To Keep Wood From Burning.

To Keep Wood From Burning.

Nicholas T. Nelson of Chicago is the latest man to advance a new idea that promises to prove a boon to humanity. He is a chemist by occupation and claims to have discovered a process by which all kinds of wood can be rendered incombustible. The process is a secret one, and is best described in his own words:

“I have spent the last year in the great libraries of the East, gathering information upon this important subject, and I am convinced that I have at last discovered a process by which wood of all characters can be made incombustible and thus the terrible loss of life and property incident to fires resulting from railroad wrecks and in large buildings can be averted. My theory is to saturate the wood with certain chemicals which, on being heated to a degree necessary to decompose the timber and cause it to burst into flame, will liberate a gas that will not support combustion and will, therefore, smother out the fire. Nitrogen is one of these gases and my process is intended to saturate the wood with a solution that will produce nitrogen gas sufficient to prevent the wood from burning, no matter how great the heat applied.

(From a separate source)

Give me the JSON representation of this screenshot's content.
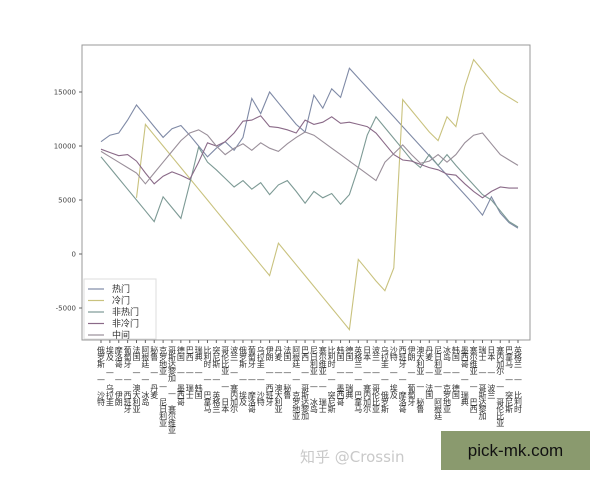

“ The solution is very cheap, costing about four cents a galIon, and it will require about twenty-four hours’ emersion of the heaviest timbers to render them impervious to the heat.


In support of his statements Mr. Nelson made some interesting experiments with his process. Ordinary pine wood, which had been trealed with the solution, was subjected to intense heat, but refused to ignite and remained simply charred. Even when soaked in kerosene the wood only burned until the oil was consumed. Untreated wood under the same conditions blazed fiercely. The application of the solution makes no change in the appearance or fibre of the wood.

Mr. Nelson has received some encouragement from the Pullman company that his process would be used in the construction of passenger coaches, and will take out patents to protect his rights in the matter.